Eyes on the Prize: America’s Civil Rights Movement

– PBS American Experience

1986

Eyes on the Prize tells the definitive story of the civil rights era from the point of view of the ordinary men and women whose extraordinary actions launched a movement that changed the fabric of American life, and embodied a struggle whose reverberations continue to be felt today. Winner of numerous Emmy Awards, a George Foster Peabody Award, an International Documentary Award, and a Television Critics Association Award, Eyes on the Prize is the most critically acclaimed documentary on civil rights in America.

The House I Live In

– Eugene Jarecki & PBS

2013

For the past 40 years, the war on drugs has resulted in more than 45 million arrests, $1 trillion dollars in government spending, and America’s role as the world’s largest jailer.
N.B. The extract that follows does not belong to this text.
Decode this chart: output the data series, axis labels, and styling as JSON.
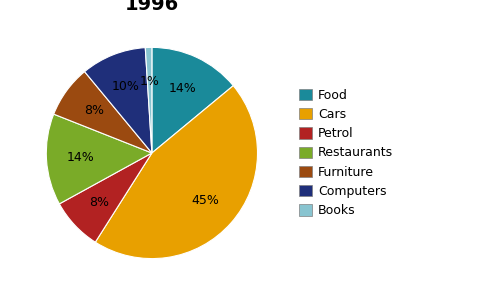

Yet for all that, drugs are cheaper, purer, and more available than ever. Filmed in more than twenty states, The House I Live In captures heart-wrenching stories of those on the front lines — from the dealer to the grieving mother, the narcotics officer to the senator, the inmate to the federal judge — and offers a penetrating look at the profound human rights implications of America’s longest war.

 

I Am Not Your Negro

– James Baldwin, Raoul Peck

2017

I Am Not Your Negro envisions the book James Baldwin never finished, a radical narration about race in America, using the writer’s original words, as read by actor Samuel L. Jackson. Alongside a flood of rich archival material, the film draws upon Baldwin’s notes on the lives and assassinations of Medgar Evers, Malcolm X, and Martin Luther King Jr. to explore and bring a fresh and radical perspective to the current racial narrative in America.

 

Slavery By Another Name

– Sam Pollard & PBS

2012

Based on a Pulitzer Prize winning book by Douglas Blackmon called Slavery by Another Name: the Re-enslavement of Black Americans in America from the Civil War to World War II. The program undertakes a historical approach- beginning during the period of Reconstruction, with the U.S. on the brink of economic failure. Instead of being a period of African American social and political ascendancy, Southern States resorted to underhanded tactics to preserve the status quo – such as debtors’ peonage, convicts leased to private businesses, and forced convict labor in operations run by the state. In the program, Pollard leads the audience on a chronological tour of this disturbing history.

 

The Two Nations of Black America: Explore the Gaping Chasm Between Upper and Lower Classes of Black America

– Henry Louis Gates, Jr.

2008

Frontline correspondent and Harvard scholar Henry Louis Gates, Jr. examines the widening gap between the upper and lower classes of black America while exploring just how we could simultaneously have the largest black middle class and largest black underclass in the history of the United States. By intertwining his own life story against that of young African Americans coming of age in the early 21st Century, Gates compares the choices that he was faced with as a young man against the choices that the youth of today are faced with.

 

White Like Me

– Tim Wise

2013

Based on the book of the same name, in this 68-minute anti-racist educator Tim Wise focuses on the concept of white privilege and provides a necessary history lesson for whites on how race-based entitlement programs built the American middle class.

 

Whose Streets?

– Directed by Sabaah Folayan & Damon Davis

2017

Told by the activists and leaders who live and breathe this movement for justice, an unflinching look at the Ferguson uprising. When unarmed teenager Michael Brown is killed by police and left lying in the street for hours, it marks a breaking point for the residents of St. Louis, Missouri. Grief, long-standing racial tensions and renewed anger bring residents together to hold vigil and protest this latest tragedy. Empowered parents, artists, and teachers from around the country come together as freedom fighters. As the National Guard descends on Ferguson with military grade weaponry, these young community members become the torchbearers of a new resistance.